IMO, the traditional academic field of psychology is in trouble because there are limited ground breaking, applicable findings. See every minor neuropsych finding in schizophrenia paper. These lines of research just can't compete against others.
IMO, the clinical field is in trouble because clinicians accept lower pay, can't demonstrate value added to their services, can't communicate outside of psychological terminology, or have limited productivity.
Yes, it is a competitive market. Psychology benefited from a restriction in the supply of psychologists in the earlier days, which led to relatively high salaries/increased demand. Those days were gone after MA level providers were licensed. Then psychologists focused on being a "doctor" as a way to increase demand. Now few know how to increase demand.
Just like law, individuals graduating from a top 20 tend to have an easier time. But there are plenty from lesser programs who do great work and make bank. Same for DOs and MDs.
We can either continue this stupid turf war, while other professions swoop in, or innovate.
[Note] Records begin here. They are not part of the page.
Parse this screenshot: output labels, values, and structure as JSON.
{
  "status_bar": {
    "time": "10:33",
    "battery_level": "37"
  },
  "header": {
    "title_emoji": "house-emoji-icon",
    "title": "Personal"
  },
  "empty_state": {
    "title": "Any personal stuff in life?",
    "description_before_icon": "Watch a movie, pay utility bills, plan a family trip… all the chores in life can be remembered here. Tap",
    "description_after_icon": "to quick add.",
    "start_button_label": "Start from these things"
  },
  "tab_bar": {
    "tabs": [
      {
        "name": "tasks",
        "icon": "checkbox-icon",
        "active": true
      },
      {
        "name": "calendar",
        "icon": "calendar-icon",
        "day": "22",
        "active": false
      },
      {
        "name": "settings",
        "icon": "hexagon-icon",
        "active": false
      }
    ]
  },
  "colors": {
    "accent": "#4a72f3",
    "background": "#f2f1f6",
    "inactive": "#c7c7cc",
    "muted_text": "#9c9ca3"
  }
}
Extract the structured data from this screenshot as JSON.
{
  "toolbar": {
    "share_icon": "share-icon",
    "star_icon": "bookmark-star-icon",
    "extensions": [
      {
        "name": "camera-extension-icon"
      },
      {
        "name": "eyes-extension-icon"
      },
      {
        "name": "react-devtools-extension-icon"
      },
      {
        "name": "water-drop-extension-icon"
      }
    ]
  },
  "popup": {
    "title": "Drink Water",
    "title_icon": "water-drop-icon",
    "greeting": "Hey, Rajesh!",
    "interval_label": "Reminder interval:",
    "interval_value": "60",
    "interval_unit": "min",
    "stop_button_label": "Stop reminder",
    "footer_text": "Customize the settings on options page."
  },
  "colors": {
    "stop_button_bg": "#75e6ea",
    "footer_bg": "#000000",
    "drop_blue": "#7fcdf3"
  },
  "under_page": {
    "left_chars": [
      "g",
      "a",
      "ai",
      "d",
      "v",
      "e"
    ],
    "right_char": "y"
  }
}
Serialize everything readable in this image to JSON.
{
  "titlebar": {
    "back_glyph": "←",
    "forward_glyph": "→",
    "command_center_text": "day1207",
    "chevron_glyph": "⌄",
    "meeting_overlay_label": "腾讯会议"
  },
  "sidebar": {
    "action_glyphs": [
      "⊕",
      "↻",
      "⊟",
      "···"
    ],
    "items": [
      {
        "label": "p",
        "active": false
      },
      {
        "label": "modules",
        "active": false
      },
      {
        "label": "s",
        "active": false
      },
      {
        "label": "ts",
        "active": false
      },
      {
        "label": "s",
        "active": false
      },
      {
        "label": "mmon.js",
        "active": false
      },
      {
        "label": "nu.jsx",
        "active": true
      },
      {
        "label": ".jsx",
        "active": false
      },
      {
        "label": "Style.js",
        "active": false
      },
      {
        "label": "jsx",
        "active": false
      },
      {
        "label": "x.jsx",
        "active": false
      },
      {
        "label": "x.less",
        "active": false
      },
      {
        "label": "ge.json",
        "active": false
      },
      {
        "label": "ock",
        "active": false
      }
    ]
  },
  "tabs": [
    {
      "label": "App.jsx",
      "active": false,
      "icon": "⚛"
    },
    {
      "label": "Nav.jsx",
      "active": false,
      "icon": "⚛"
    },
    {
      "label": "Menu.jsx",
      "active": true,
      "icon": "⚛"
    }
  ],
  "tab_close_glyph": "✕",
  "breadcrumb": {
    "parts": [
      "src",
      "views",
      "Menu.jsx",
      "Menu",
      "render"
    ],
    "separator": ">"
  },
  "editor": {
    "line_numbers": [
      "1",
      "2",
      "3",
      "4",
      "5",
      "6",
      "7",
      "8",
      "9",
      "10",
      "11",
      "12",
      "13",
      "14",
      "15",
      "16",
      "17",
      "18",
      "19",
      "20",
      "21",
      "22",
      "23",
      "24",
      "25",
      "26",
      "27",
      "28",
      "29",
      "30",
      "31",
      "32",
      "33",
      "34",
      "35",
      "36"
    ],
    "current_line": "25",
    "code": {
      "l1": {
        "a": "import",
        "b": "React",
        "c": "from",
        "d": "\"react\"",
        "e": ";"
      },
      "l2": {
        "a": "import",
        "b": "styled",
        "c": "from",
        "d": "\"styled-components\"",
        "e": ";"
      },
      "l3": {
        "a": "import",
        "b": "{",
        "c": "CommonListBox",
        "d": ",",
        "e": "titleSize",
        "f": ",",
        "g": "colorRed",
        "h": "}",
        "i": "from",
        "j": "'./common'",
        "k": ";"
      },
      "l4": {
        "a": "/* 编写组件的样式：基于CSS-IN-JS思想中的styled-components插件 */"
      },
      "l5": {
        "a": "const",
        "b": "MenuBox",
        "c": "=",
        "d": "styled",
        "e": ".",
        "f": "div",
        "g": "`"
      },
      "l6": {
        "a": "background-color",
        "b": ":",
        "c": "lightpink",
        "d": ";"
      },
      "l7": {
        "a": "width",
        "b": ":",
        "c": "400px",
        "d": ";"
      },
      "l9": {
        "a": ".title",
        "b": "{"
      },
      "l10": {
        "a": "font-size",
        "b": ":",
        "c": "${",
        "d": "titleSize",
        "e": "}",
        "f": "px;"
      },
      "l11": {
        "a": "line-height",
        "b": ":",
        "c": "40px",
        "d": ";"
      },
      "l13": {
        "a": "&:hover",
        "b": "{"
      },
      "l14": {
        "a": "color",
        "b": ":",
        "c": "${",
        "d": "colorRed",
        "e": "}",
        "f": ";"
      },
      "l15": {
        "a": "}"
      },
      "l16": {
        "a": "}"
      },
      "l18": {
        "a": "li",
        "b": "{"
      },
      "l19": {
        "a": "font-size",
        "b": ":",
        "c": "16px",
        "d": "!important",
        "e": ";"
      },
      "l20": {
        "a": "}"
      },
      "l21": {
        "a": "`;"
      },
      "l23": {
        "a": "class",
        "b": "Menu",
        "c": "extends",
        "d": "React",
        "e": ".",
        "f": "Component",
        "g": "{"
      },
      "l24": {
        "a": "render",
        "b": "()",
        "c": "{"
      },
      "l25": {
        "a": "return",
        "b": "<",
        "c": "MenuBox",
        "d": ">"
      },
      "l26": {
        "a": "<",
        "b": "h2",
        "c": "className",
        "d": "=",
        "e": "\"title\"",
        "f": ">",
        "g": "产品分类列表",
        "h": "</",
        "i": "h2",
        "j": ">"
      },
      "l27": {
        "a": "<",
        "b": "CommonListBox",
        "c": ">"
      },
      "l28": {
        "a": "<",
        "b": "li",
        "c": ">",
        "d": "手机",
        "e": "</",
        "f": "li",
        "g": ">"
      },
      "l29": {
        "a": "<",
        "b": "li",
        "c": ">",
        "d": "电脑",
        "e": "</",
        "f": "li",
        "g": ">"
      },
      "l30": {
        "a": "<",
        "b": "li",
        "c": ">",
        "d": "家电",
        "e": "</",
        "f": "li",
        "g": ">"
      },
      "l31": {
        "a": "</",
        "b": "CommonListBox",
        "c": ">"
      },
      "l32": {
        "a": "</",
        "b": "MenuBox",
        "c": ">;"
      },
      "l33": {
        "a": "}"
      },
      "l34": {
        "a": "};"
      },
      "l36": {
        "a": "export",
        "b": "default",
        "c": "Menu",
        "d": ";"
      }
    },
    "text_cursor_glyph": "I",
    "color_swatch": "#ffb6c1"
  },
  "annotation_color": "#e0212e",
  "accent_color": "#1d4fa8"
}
If other professions are offering similar services at 40% of the cost of a psychologist, and we can't demonstrate value added, then being the best psychologist from program ever will be meaningless.
If I did not have an interest in working as a researcher, clinician, and professor (my interests happen to be in that order) in at least some capacity, then I would not pursue a doctoral degree in clinical psychology.
While I don't think that individuals need to do research throughout their career to be a competent clinician, I do think they need to have conducted research as part of their foundational training. Not understanding how research is conducted and analyzed can be dangerous if one does not know how to analyze the efficacy and outcome research of the treatments they administer. And that's how we get people getting certified in EMDR.
The role of a psychologist has changed and most are doing clinical work.
I'm sure this happens in other professions, but is the limitations, stigma, debt, and extra effort worth it (beyond financially and intrinsically)?
Totally agree with this. It's a different point (you're saying that psychologists should be trained to do research), but I agree with your point.
The point was that all should receive some training in research. If this is implemented in mid-level practitioner based programs, that would be great.
However, the quality of programs and the req'd stats to get in shouldn't be overlooked. This should be consistent across all programs that have direct contact with the public. This is not to say that those who had a ruff start or other deficits beyond their control can't be competent - this is quite the contrary, and its those things that creates the motivation to be great. Also, we need to stop worrying about our own development and focus on what's best for the profession and people we serve.
I think a big problem is that, for whatever reason, most lay-people (non-PhD/PsyD psychologists) just plain have a hard time swallowing the fact that we have any real specialized knowledge about human behavior and know more than they do in the area of psychology (e.g., diagnosing or not diagnosing PTSD). I routinely have LCSW's, bachelor's-level 'patient advocates', clients, clients' wives/sons/daughter's, clients' emotional support animals (not really, but soon, I'm sure) question, for example, why so-and-so doesn't receive a diagnosis of PTSD from me or they talk freely in my direction regarding what the person 'needs' in terms of life events or 'treatment' (and not usually what the literature or good clinical experience would dictate).
I doubt that there is another profession where there is such a huge gulf between the actual expertise of the practitioner and the lay person's surety that they know at least as much (if not more) than the person with a doctorate in clinical psychology. I would imagine that this is a big reason why we are not reimbursed at higher rates for our services (despite compelling evidence from controlled research that what we do generally is at least as good, if not better, than the pharmacological treatments--though, admittedly, they may be cheaper to dispense en masse). I think that it is 'a hard pill to swallow', so to speak, for most lay people to believe that someone should be highly compensated for the act of 'talking' or 'just listening' so someone with personal problems. Of course that is not an accurate reflection of what we do but it is still the popular conception for most people (and movies and tv shows don't help there). And practitioners in mental health (be they PsyD, PhD, LCSW, BBQWTF, or EIEIO's) who provide shoddy, lazy, or second-rate unsupported interventions don't help either.
another phd > psyd. Neat.
I think that as a field we really need to figure out what's important to us, and we need to make sure all clinical psychology students are receiving training in certain core areas.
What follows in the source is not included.